Sprints: PyCon2012 - ShuaiYAN/ipython GitHub Wiki
- Where: PyCon 2012, Santa Clara
- When: March 12-15
- What: Let's sprint on prototyping memory efficient infrastructure tools suitable for distributed, short-lived CPU-bound iterative numerical analysis on small to medium sized clusters.
-
Who:
- Olivier Grisel (scikit-learn)
- Min Ragan-Kelley (IPython)
- Fernando Perez (IPython)
- Wes McKinney (Pandas & statsmodels)
- David Cournapeau (SciPy)
- Timmy Wilson (scikit-learn)
- Subhodeep Moitra ([email protected])
- Clay Woolam
- Jake Vanderplas (scikit-learn - March 12 only)
Low overhead means:
- do not force copy of intermediate data to hard drive if the data can fit in memory and if it would hurt performance of the whole process.

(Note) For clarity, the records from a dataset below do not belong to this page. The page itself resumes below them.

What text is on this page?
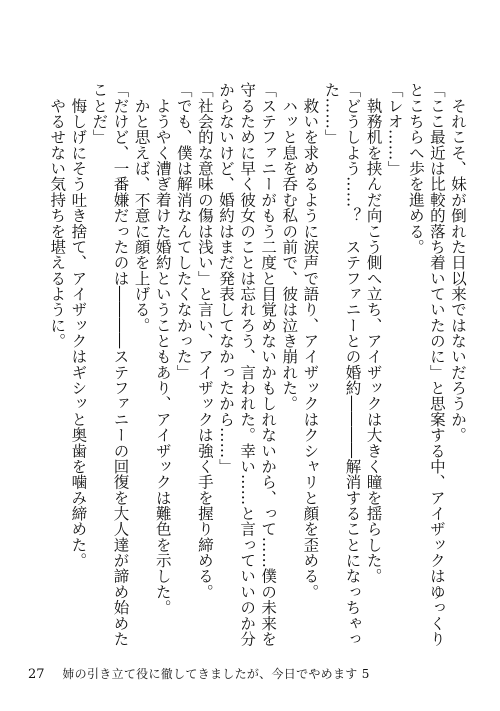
　それこそ、妹が倒れた日以来ではないだろうか。

「ここ最近は比較的落ち着いていたのに」と思案する中、アイザックはゆっくりとこちらへ歩を進める。

「レオ……」

　執務机を挟んだ向こう側へ立ち、アイザックは大きく瞳を揺らした。

「どうしよう……？　ステファニーとの婚約――――解消することになっちゃった……」

　救いを求めるように涙声で語り、アイザックはクシャリと顔を歪める。

　ハッと息を呑む私の前で、彼は泣き崩れた。

「ステファニーがもう二度と目覚めないかもしれないから、って……僕の未来を守るために早く彼女のことは忘れろう、言われた。幸い……と言っていいのか分からないけど、婚約はまだ発表してなかったから……」

「社会的な意味の傷は浅い」と言い、アイザックは強く手を握り締める。

「でも、僕は解消なんてしたくなかった」

　ようやく漕ぎ着けた婚約ということもあり、アイザックは難色を示した。

　かと思えば、不意に顔を上げる。

「だけど、一番嫌だったのは――――ステファニーの回復を大人達が諦め始めたことだ」

　悔しげにそう吐き捨て、アイザックはギシッと奥歯を噛み締めた。

　やるせない気持ちを堪えるように。

27 姉の引き立て役に徹してきましたが、今日でやめます 5
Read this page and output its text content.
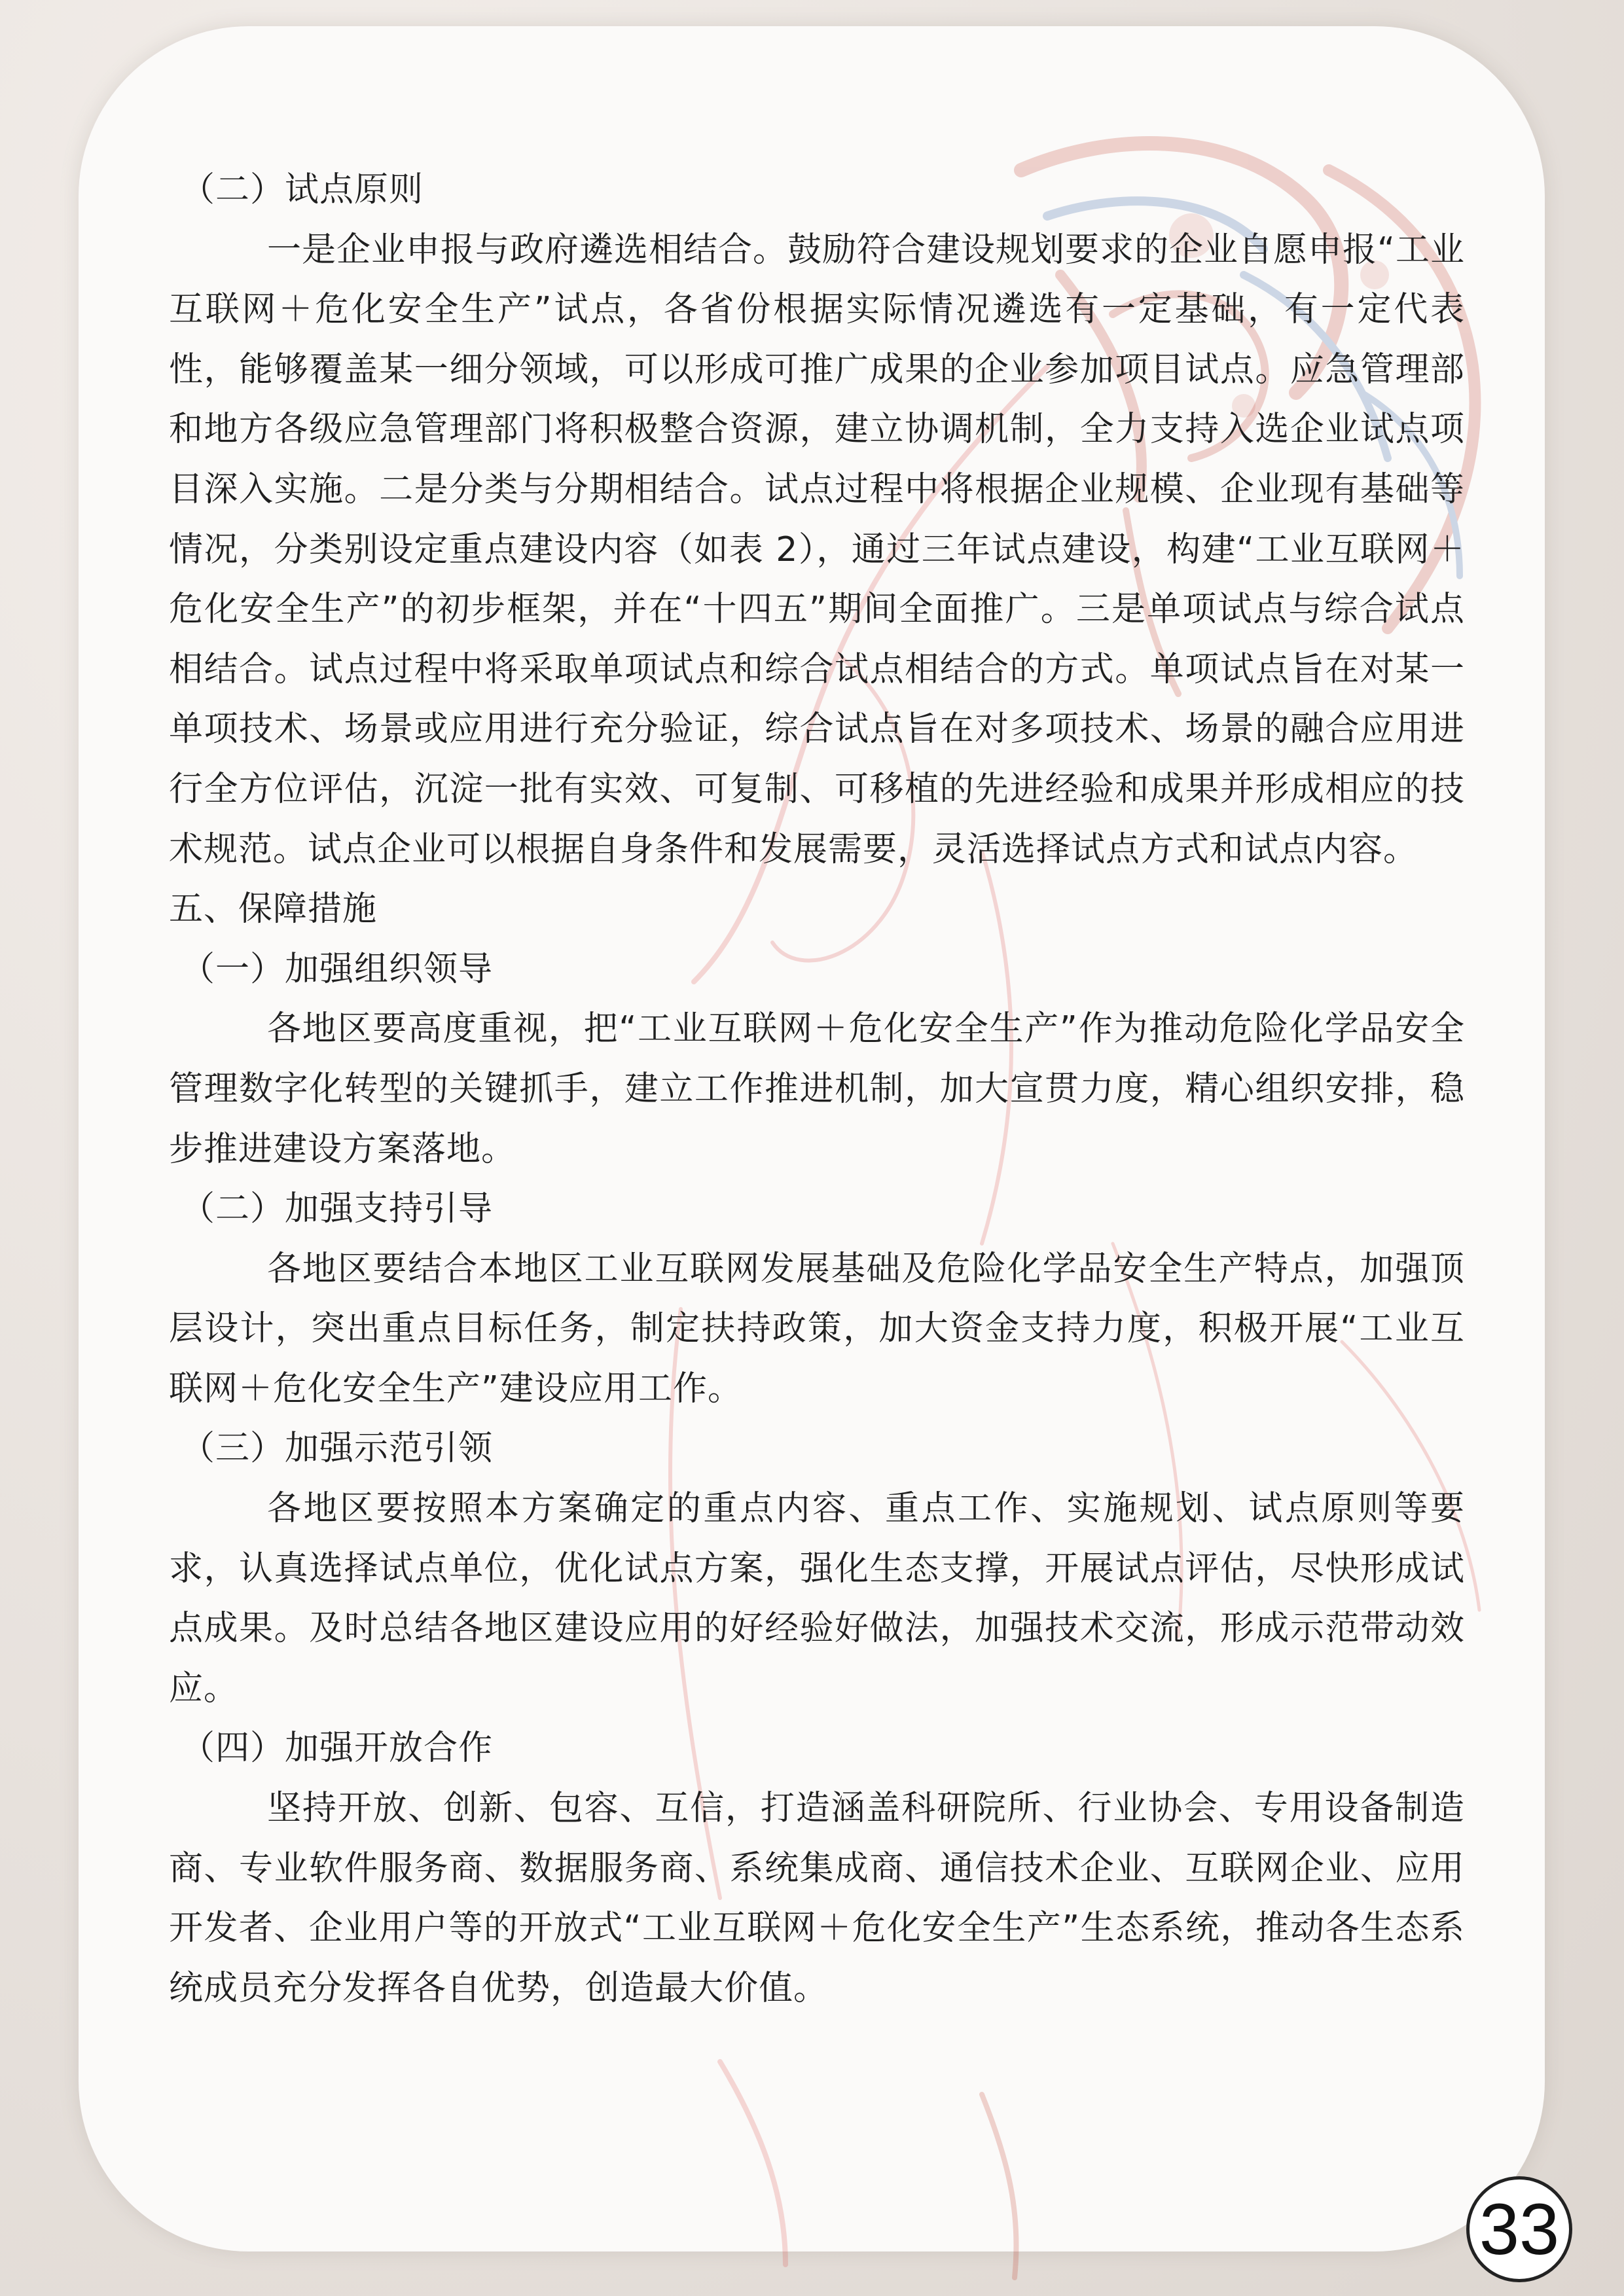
（二）试点原则

一是企业申报与政府遴选相结合。鼓励符合建设规划要求的企业自愿申报“工业互联网＋危化安全生产”试点，各省份根据实际情况遴选有一定基础，有一定代表性，能够覆盖某一细分领域，可以形成可推广成果的企业参加项目试点。应急管理部和地方各级应急管理部门将积极整合资源，建立协调机制，全力支持入选企业试点项目深入实施。二是分类与分期相结合。试点过程中将根据企业规模、企业现有基础等情况，分类别设定重点建设内容（如表 2），通过三年试点建设，构建“工业互联网＋危化安全生产”的初步框架，并在“十四五”期间全面推广。三是单项试点与综合试点相结合。试点过程中将采取单项试点和综合试点相结合的方式。单项试点旨在对某一单项技术、场景或应用进行充分验证，综合试点旨在对多项技术、场景的融合应用进行全方位评估，沉淀一批有实效、可复制、可移植的先进经验和成果并形成相应的技术规范。试点企业可以根据自身条件和发展需要，灵活选择试点方式和试点内容。

五、保障措施

（一）加强组织领导

各地区要高度重视，把“工业互联网＋危化安全生产”作为推动危险化学品安全管理数字化转型的关键抓手，建立工作推进机制，加大宣贯力度，精心组织安排，稳步推进建设方案落地。

（二）加强支持引导

各地区要结合本地区工业互联网发展基础及危险化学品安全生产特点，加强顶层设计，突出重点目标任务，制定扶持政策，加大资金支持力度，积极开展“工业互联网＋危化安全生产”建设应用工作。

（三）加强示范引领

各地区要按照本方案确定的重点内容、重点工作、实施规划、试点原则等要求，认真选择试点单位，优化试点方案，强化生态支撑，开展试点评估，尽快形成试点成果。及时总结各地区建设应用的好经验好做法，加强技术交流，形成示范带动效应。

（四）加强开放合作

坚持开放、创新、包容、互信，打造涵盖科研院所、行业协会、专用设备制造商、专业软件服务商、数据服务商、系统集成商、通信技术企业、互联网企业、应用开发者、企业用户等的开放式“工业互联网＋危化安全生产”生态系统，推动各生态系统成员充分发挥各自优势，创造最大价值。

33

- do not copy big data chunks from kernel space to user space when not necessary so as to limit GC overhead and working memory exhaustion
- adding a second node should decrease the runtime of single node (once the machine is up and running)
- it should bring value when used in interactive data exploration sessions with IPython
- long term fault tolerant storage with replicated data and checksummed files
- fault-tolerance of computational nodes while processing jobs (the duration and number of nodes should be small enough to make this unlikely)

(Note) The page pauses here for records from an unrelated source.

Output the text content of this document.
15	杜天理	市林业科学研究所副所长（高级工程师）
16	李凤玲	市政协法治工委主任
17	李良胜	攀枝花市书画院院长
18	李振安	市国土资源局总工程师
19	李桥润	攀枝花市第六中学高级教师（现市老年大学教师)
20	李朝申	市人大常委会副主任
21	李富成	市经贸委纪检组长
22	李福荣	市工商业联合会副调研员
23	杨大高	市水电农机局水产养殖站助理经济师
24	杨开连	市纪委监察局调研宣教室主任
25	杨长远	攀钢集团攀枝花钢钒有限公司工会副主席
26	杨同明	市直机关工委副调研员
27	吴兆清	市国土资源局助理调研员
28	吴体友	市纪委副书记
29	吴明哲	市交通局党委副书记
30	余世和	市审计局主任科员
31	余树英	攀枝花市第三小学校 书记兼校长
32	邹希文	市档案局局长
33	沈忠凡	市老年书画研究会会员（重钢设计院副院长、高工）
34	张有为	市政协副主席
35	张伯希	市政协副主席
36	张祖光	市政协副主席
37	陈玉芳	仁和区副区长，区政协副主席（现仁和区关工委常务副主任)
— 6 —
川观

- support for unstructured (e.g. raw text) or sparse numerical data (e.g. Compressed Sparse Rows) that are not as trivially partitionable and "memmappable" as numpy arrays (would be nice to add support for those later though).
- support for Pregel-style distributed graph processing (e.g. PageRank, transitive closures...).
Let's drive the design of this PoC with some real need expressed by sprint participants:
Generic data manipulation / exploration (e.g. with Pandas) use cases:
- Distributed time series alignment between 2 (or more) large transaction logs "joined" by time codes.
- Distributed data aggregation operations, e.g. a distributed variant of Pandas GroupBy
- Distributed & streaming implementation of computation of means, variance and other statistical moments.
Machine learning related use cases (e.g. with scikit-learn):
- Embarrassingly parallel implementation of Sparse Coding with a fixed dictionary (for non linear feature extraction)
- Distributed implementation of (A)SGD on a partitioned training set with non blocking averaging using message passing.
- IPython.parallel & ZeroMQ (suitable for low latency small to medium transfer of data in user space)
- https://github.com/traviscline/gevent-zeromq/ (more low-level speed)
- numpy memmapped arrays: let the Linux kernel handle the disk access efficiently and free working memory from unused data
- the UNIX sendfile syscall for sending partitioned memmapped files around the cluster without loading stuff in the user space.
- Compressed numpy arrays, for instance using carray to speed up both disk / memory access and network transfers.
- Some kind of notion of partitioned array datastructure build on top of memmapped arrays + shared metadata for leveraging data locality on the cluster to limit the amount of data transferred over the network. We should steal the good ideas of Spark RDDs (resilient distributed datasets) or the FlumeJava API. However we don't necessary need to address resiliency in this first iteration.
- Hadoop AllReduce and Terascale Learning - blob post by John Langford on large scale distributed machine learning (1k nodes)
- Spark: a Scala framework for distributed, iterative analytics with a high level dataset oriented API and explict in-memory caching of intermediate results
- Is Teaching MapReduce Healthy for Students? Opinion blog post on the suitability of MapReduce for teaching distributed computing.
- Get ssh access to a small (~10-20 nodes) cluster for all participants. Fernando will do this.